I think of spinning as magic.  You take fluff in your hands and with a simple act of twisting, it becomes yarn.  You take the skein of yarn and knot it (by knitting, crocheting, or weaving) into an object of purpose.  It is creation, and therefore sacred.  In fact, I believe that in my practice of spinning and knitting, I should include intentions.  I have spun while meditating on healing, I have knit while meditating on love.  A scarf sent to college bound foster kids was knit with the repeated intention of  “You are valued and loved.  Go learn and become something wonderful.”  The helmet liner sent to a nephew soldier scheduled to go to Iraq was knit with the chant “Protect whomever wears this.  Keep this person safe and healthy.”  I have spun yarn at the deathbed of a loved elder, thinking of the love and teaching she shared with me over the years.  I still have that yarn.  It waits for me to figure out what it wants to become.

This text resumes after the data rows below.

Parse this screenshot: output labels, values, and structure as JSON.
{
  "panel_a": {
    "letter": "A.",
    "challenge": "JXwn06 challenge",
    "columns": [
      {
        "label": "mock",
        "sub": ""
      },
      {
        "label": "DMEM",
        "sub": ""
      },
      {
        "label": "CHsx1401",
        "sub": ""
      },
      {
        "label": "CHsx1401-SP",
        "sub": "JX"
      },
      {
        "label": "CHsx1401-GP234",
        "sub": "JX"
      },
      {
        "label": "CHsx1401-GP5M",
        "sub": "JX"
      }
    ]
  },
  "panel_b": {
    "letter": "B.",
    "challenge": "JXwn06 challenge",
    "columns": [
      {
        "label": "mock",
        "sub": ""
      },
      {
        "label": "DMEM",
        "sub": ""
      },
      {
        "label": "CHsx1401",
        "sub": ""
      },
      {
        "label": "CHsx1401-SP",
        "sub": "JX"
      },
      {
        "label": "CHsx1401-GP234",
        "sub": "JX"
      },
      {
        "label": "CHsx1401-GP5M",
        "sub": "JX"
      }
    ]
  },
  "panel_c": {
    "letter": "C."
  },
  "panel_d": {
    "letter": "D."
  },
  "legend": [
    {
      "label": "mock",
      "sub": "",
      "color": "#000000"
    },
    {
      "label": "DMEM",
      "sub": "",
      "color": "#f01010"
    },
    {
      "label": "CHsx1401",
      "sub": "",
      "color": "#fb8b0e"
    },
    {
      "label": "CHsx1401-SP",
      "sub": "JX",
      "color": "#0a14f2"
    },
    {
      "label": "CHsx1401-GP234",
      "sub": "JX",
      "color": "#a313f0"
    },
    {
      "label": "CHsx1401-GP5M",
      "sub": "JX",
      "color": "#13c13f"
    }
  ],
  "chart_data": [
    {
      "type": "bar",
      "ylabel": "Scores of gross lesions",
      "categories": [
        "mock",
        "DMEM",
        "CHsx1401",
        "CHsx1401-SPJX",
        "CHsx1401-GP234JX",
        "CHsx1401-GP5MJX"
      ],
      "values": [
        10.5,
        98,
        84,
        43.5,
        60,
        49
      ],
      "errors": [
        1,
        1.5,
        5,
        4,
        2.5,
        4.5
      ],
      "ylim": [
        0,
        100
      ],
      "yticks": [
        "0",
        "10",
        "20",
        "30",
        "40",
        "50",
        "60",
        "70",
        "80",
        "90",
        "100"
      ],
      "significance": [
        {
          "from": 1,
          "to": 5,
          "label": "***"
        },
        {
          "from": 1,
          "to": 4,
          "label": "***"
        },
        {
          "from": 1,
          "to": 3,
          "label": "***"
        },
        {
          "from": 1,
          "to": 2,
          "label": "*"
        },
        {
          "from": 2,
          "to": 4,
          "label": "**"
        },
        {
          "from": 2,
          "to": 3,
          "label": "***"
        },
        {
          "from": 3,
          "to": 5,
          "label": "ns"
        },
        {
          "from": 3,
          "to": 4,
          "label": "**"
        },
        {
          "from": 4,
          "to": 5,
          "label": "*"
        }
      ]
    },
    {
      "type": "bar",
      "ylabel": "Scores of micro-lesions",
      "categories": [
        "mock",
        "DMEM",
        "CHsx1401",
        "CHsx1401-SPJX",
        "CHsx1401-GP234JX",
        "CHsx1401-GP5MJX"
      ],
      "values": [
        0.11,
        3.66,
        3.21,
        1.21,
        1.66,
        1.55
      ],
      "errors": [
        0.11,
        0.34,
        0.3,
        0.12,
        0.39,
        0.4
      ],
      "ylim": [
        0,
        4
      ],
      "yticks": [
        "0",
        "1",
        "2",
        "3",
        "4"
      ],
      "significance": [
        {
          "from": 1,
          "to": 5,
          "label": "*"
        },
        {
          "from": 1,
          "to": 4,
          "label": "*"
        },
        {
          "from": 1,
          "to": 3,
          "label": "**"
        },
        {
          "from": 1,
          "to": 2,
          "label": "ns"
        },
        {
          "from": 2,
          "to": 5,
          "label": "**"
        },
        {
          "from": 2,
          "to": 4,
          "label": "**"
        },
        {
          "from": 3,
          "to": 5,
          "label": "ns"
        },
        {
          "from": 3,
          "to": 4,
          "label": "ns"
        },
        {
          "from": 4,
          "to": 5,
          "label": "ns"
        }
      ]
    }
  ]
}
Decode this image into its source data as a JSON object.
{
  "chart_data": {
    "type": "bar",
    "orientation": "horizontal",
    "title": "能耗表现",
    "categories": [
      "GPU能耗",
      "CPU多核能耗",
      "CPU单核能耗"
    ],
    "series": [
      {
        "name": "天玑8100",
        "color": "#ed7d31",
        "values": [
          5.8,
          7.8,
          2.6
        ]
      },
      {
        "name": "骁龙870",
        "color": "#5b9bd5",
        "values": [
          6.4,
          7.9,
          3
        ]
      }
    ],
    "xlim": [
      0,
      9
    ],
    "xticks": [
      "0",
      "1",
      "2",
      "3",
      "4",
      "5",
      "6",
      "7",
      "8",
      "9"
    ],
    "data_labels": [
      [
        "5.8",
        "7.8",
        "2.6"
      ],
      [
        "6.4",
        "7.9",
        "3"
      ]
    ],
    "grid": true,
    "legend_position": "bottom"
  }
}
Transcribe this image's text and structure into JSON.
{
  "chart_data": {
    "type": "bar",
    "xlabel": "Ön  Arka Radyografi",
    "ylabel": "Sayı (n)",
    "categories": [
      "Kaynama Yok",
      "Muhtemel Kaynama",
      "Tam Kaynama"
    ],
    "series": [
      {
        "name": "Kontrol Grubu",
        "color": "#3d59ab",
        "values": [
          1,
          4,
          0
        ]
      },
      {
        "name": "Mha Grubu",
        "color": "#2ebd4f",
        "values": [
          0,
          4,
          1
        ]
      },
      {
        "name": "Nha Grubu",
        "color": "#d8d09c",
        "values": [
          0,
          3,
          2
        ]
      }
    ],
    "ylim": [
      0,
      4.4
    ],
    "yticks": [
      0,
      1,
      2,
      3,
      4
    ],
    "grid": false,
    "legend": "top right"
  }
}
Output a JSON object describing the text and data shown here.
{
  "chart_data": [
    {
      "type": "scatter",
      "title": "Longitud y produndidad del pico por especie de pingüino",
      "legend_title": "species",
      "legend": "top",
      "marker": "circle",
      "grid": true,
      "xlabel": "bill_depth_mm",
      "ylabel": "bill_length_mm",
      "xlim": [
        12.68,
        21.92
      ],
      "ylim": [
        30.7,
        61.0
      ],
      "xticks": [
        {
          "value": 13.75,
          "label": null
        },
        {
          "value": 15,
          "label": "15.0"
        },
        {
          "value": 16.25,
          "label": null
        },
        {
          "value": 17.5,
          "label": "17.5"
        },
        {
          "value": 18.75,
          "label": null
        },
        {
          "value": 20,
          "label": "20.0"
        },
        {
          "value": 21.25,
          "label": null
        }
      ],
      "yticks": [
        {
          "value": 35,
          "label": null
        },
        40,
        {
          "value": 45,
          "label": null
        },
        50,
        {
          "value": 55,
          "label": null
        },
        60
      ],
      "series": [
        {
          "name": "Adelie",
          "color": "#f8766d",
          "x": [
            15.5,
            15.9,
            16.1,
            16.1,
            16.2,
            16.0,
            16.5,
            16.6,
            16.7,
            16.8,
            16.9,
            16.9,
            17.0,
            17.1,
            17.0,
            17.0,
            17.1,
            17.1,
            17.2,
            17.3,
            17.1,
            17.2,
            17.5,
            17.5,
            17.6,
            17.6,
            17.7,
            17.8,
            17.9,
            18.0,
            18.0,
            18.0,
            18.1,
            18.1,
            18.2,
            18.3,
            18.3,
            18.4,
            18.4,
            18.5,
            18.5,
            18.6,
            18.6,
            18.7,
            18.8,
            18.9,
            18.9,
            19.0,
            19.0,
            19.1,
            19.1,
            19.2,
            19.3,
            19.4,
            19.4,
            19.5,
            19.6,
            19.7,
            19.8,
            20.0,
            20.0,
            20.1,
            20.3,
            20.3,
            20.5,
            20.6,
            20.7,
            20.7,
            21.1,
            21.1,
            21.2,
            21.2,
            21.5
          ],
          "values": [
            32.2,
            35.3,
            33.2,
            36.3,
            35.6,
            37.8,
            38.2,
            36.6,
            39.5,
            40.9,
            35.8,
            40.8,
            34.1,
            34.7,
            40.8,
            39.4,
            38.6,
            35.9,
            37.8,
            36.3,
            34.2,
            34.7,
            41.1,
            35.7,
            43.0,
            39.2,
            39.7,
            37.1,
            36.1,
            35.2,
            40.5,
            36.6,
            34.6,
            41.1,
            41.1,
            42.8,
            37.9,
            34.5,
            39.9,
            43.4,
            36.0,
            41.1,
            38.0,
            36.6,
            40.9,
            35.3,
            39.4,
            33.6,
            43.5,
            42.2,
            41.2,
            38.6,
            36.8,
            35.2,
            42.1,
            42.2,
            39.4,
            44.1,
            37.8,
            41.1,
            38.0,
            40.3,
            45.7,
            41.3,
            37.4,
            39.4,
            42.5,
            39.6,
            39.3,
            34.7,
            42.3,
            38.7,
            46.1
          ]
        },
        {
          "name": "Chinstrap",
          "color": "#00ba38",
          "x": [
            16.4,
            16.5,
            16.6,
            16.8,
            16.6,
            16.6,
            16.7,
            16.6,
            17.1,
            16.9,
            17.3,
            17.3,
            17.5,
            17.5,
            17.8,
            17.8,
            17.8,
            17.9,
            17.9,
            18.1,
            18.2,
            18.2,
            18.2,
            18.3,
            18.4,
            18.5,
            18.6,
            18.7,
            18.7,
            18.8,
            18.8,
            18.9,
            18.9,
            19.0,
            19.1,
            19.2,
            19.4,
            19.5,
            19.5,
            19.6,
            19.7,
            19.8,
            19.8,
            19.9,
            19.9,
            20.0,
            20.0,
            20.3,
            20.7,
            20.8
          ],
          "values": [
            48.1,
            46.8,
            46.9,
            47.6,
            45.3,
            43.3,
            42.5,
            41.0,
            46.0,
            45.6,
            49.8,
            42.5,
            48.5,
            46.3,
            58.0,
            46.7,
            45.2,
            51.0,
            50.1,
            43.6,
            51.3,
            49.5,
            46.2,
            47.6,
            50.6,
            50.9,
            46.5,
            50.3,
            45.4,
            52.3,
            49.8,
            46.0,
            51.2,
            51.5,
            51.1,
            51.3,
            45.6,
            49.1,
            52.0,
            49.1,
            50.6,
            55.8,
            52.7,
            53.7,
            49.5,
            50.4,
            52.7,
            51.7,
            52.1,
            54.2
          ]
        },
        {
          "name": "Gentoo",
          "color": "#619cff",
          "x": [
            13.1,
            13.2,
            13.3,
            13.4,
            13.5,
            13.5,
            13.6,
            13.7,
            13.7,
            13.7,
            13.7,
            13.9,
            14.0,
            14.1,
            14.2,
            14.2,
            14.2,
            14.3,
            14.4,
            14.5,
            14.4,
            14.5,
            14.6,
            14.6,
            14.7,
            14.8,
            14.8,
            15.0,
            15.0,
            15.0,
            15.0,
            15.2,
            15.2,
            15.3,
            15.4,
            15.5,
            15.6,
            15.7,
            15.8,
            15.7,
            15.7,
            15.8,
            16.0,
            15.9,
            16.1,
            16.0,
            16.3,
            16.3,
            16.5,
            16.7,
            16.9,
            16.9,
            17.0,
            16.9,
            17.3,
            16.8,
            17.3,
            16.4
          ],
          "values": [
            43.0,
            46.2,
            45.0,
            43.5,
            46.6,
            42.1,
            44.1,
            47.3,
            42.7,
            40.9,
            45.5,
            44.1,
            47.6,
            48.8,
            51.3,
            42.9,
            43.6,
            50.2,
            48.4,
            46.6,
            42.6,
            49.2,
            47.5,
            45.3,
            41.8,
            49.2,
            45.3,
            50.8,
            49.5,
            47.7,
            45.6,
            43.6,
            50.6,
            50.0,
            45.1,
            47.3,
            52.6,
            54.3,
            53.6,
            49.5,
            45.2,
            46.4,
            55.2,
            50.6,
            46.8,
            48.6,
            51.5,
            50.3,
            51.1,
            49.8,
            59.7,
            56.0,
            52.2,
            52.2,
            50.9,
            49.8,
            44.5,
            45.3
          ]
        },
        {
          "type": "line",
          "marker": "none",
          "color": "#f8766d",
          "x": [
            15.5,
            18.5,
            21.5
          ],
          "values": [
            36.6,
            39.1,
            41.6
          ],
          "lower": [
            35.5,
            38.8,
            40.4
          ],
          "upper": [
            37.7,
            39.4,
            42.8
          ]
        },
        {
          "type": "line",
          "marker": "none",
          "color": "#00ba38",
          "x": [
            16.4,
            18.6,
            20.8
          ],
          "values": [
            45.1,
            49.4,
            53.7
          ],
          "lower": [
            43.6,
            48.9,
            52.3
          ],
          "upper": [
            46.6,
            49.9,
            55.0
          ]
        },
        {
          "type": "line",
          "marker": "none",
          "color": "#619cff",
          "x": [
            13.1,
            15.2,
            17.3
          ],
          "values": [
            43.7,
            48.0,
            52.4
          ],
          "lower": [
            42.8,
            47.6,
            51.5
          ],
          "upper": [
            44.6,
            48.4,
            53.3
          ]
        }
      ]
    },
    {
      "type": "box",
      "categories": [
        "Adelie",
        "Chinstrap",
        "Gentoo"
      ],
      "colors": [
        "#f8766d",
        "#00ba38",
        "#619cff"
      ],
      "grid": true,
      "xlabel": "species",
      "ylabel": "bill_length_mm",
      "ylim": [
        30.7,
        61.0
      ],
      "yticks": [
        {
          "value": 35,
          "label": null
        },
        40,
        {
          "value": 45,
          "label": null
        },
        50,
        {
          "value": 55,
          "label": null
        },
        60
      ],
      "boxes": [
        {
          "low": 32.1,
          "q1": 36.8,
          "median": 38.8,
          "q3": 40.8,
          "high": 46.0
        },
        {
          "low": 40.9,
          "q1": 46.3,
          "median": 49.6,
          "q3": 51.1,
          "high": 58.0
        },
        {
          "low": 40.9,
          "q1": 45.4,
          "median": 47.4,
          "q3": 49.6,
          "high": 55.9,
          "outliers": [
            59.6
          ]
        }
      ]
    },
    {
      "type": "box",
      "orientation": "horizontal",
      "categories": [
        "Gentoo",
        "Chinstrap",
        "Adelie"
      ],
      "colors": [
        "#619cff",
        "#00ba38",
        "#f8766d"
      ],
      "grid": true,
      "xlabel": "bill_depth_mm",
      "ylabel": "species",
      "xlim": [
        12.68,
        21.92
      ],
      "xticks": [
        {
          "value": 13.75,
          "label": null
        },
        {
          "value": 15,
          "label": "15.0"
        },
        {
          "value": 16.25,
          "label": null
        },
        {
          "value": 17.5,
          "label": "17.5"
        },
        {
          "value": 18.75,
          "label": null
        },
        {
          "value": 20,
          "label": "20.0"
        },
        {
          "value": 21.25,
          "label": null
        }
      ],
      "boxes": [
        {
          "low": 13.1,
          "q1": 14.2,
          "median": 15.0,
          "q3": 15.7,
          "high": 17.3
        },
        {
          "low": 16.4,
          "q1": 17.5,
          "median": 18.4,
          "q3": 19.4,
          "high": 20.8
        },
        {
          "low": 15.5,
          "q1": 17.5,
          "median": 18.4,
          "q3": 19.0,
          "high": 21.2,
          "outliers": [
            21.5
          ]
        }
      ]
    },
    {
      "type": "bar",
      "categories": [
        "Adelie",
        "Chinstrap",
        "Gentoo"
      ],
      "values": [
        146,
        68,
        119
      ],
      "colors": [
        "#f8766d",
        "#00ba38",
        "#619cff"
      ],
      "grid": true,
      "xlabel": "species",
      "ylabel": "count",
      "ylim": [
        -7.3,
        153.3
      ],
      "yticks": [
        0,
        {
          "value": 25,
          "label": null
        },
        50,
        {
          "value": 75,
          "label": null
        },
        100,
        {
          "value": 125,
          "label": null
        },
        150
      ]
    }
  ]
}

The superwash merino in a deep forest green just begs to become socks.   The sportweight periwinkle in my favorite shade will become a beloved shawl.  The stormy blue will turn into a hat for my husband to keep him warm at night when he camps in the desert.  The yarn made during living history demonstrations wait for the fan of authenticity.  My handspun stash is about possibility.  And really, isn’t that what it’s all about?  We are all so full of possibilities.